The use of CEA during chemotherapy is problematic because the treatment often causes levels to rise, even if the chemo is effective at breaking down the cancer cells.

Circulating Tumor Cells (CTCs)

When a tumor is present, some cells continually break off and are absorbed into the bloodstream. A test for circulating tumor cells identifies these. The CellSearch CTC test is most often used for people who have metastatic breast cancer, and it may have a place in guiding treatment decisions, such as whether or not to use single therapy.

Though still investigational, CTC results may be used down the line to predict who will have a late recurrence of breast cancer. For women who have estrogen receptor-positive breast cancer, roughly 50 percent of recurrences develop at least 5 years after the initial diagnosis. Researchers have found that when CTCs are detected 5 years after diagnosis, the chance of recurrence is 21.7 times higher than when they're not detected. In the future, the test could be used to help answer questions like how long medications such as aromatase inhibitors should be continued.


Tumor-marker testing for breast cancer does come with several limitations, including false negatives and false positives.

A false positive is a result that indicates a problem when there isn't one. That leads to anxiety and the possibility of over-treatment. A false negative occurs when a test is normal, but cancer is actually present or growing.

These tests can also be very expensive and may or may not be covered by insurance.

Some treatments can cause the results of tumor-marker tests to be inaccurate. For example, treatment with the drug Afinitor (everolimus) causes the CA 15-3 test to show the opposite direction of what is happening.

These tests may also not reflect what is actually happening with cancer, as levels may take several weeks and sometimes up to 3 months (with CA 27.29) to reflect changes.

Finally, human error, such as an incorrectly taken specimen or lab error can lead to erroneous results.

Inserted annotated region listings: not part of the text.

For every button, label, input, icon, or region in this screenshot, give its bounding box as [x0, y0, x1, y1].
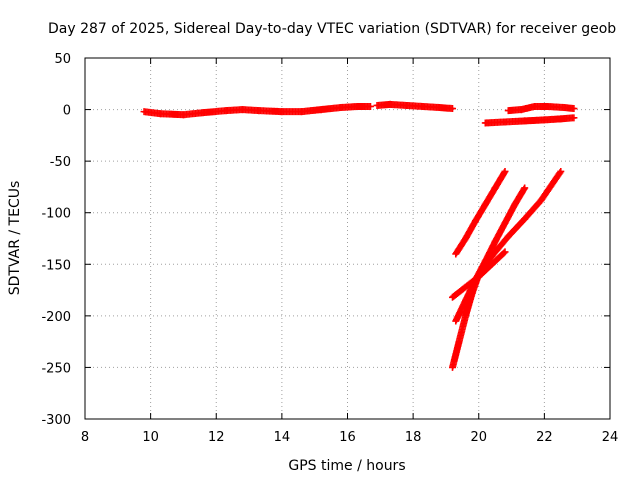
y-tick-label: -200 [41, 310, 71, 325]
x-tick-label: 18 [405, 430, 422, 445]
y-axis-label: SDTVAR / TECUs [7, 181, 23, 296]
data-point [449, 105, 456, 113]
data-point [501, 167, 509, 175]
data-point [366, 102, 374, 110]
y-tick-label: -300 [41, 413, 71, 428]
series-band-4 [504, 102, 578, 115]
series-band-2 [373, 100, 456, 113]
series-band-1 [140, 102, 374, 119]
y-tick-label: -50 [50, 155, 71, 170]
y-axis: 50 0 -50 -100 -150 -200 -250 -300 [41, 52, 610, 428]
x-tick-label: 16 [339, 430, 356, 445]
data-points [140, 100, 578, 371]
y-tick-label: -150 [41, 258, 71, 273]
data-point [570, 105, 578, 113]
x-tick-label: 24 [602, 430, 619, 445]
data-point [501, 248, 509, 256]
x-tick-label: 12 [208, 430, 225, 445]
series-band-3 [481, 114, 578, 127]
data-point [521, 184, 529, 192]
y-tick-label: -100 [41, 207, 71, 222]
y-tick-label: -250 [41, 361, 71, 376]
x-tick-label: 8 [81, 430, 89, 445]
x-tick-label: 14 [274, 430, 291, 445]
x-axis-label: GPS time / hours [288, 458, 405, 474]
x-tick-label: 22 [536, 430, 553, 445]
data-point [557, 167, 565, 175]
series-track-c [449, 167, 565, 371]
y-tick-label: 50 [54, 52, 71, 67]
x-axis: 8 10 12 14 16 18 20 22 24 [81, 58, 618, 445]
series-track-a [452, 167, 509, 258]
series-track-d [449, 248, 509, 301]
data-point [500, 249, 508, 257]
x-tick-label: 20 [470, 430, 487, 445]
x-tick-label: 10 [142, 430, 159, 445]
chart-title: Day 287 of 2025, Sidereal Day-to-day VTE… [48, 21, 616, 37]
data-point [570, 114, 578, 122]
data-point [556, 169, 564, 177]
y-tick-label: 0 [63, 104, 71, 119]
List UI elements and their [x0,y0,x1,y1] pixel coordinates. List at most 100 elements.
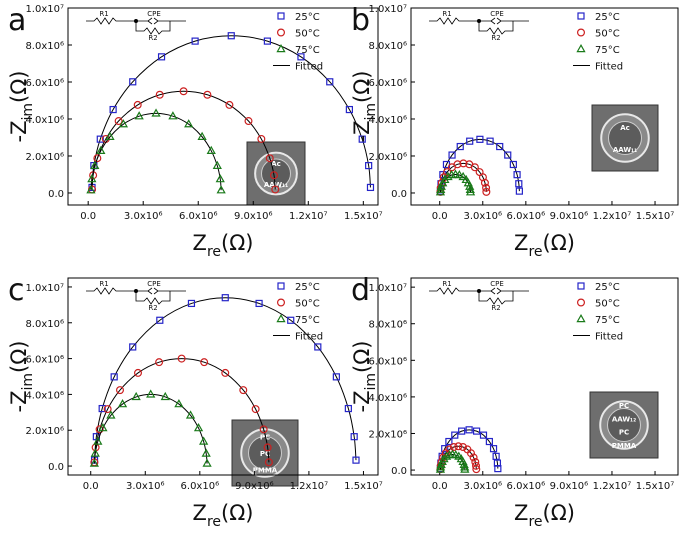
plot-frame [410,277,679,476]
data-point [255,299,263,308]
inset-label: AAW₁₁ [264,181,288,189]
legend-label: 25°C [295,12,320,23]
x-axis-label: Zre(Ω) [514,231,575,260]
data-point [96,145,106,155]
data-point [445,437,453,446]
inset-label: Ac [620,124,630,132]
x-axis-label-main: Z [193,501,207,525]
data-point [451,431,459,439]
data-point [155,358,164,367]
data-point [177,354,186,363]
data-point [259,425,268,434]
legend-label: 75°C [595,45,620,56]
data-point [90,160,100,169]
x-tick-label: 3.0x10⁶ [463,211,502,222]
data-point [486,137,494,145]
data-point [265,154,274,163]
data-point [174,399,184,408]
data-point [263,37,271,45]
y-tick-label: 0.0 [48,189,64,200]
inset-core [261,158,291,189]
inset-label: PC [260,434,270,442]
data-point [117,399,128,408]
data-point [485,437,493,446]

When your oncologist recommends a tumor-marker test, she will explain why the test may be helpful, what the results may mean, and will discuss the limitations of the test.


There is no specific preparation needed for these tests.

During the Test

Tumor marker tests are done through a simple blood draw, although for those who have had chemotherapy, this is not always so simple. The sample can be collected via a port or a pic-line, if you have one.

After the Test

Tumor-marker tests take different periods of time before results are available. Ask your doctor when you can expect to hear your results, whether you'll be contacted about them, or if you need to make an appointment to go over them with your doctor.

Breast Cancer Doctor Discussion Guide

Get our printable guide for your next doctor's appointment to help you ask the right questions.

Doctor Discussion Guide Woman

Interpreting Results

The results of tumor-marker tests can't be properly interpreted without findings from a physical exam and imaging studies. They're just one piece of the overall picture.

The normal ranges for breast cancer tumor markers are:

  • CA 15-3: less than 30 units/mL
  • CA 27.29: less than 38 units/mL
  • CA-25: 0 to 35 U/m
  • CEA: less than 2.5 ng/mL in non-smokers, less than 5 ng/mL in smokers
  • Circulating Tumor Cells: 0 if no evidence of cancer is present; In those with metastatic cancer, the change over time is usually more important than the absolute level

A Word From Verywell

Learning about your cancer and being your own advocate in your care can help you feel more in control of your disease, and sometimes, may even make a difference in your outcome. Play an active role in your care. Keep asking questions. Treatment and monitoring of breast cancer are improving rapidly, and it's hard for any one person, even a specialist, to stay on top of every change. As a survivor, nobody is more motivated than you to make sure you receive the best and most up-to-date care possible.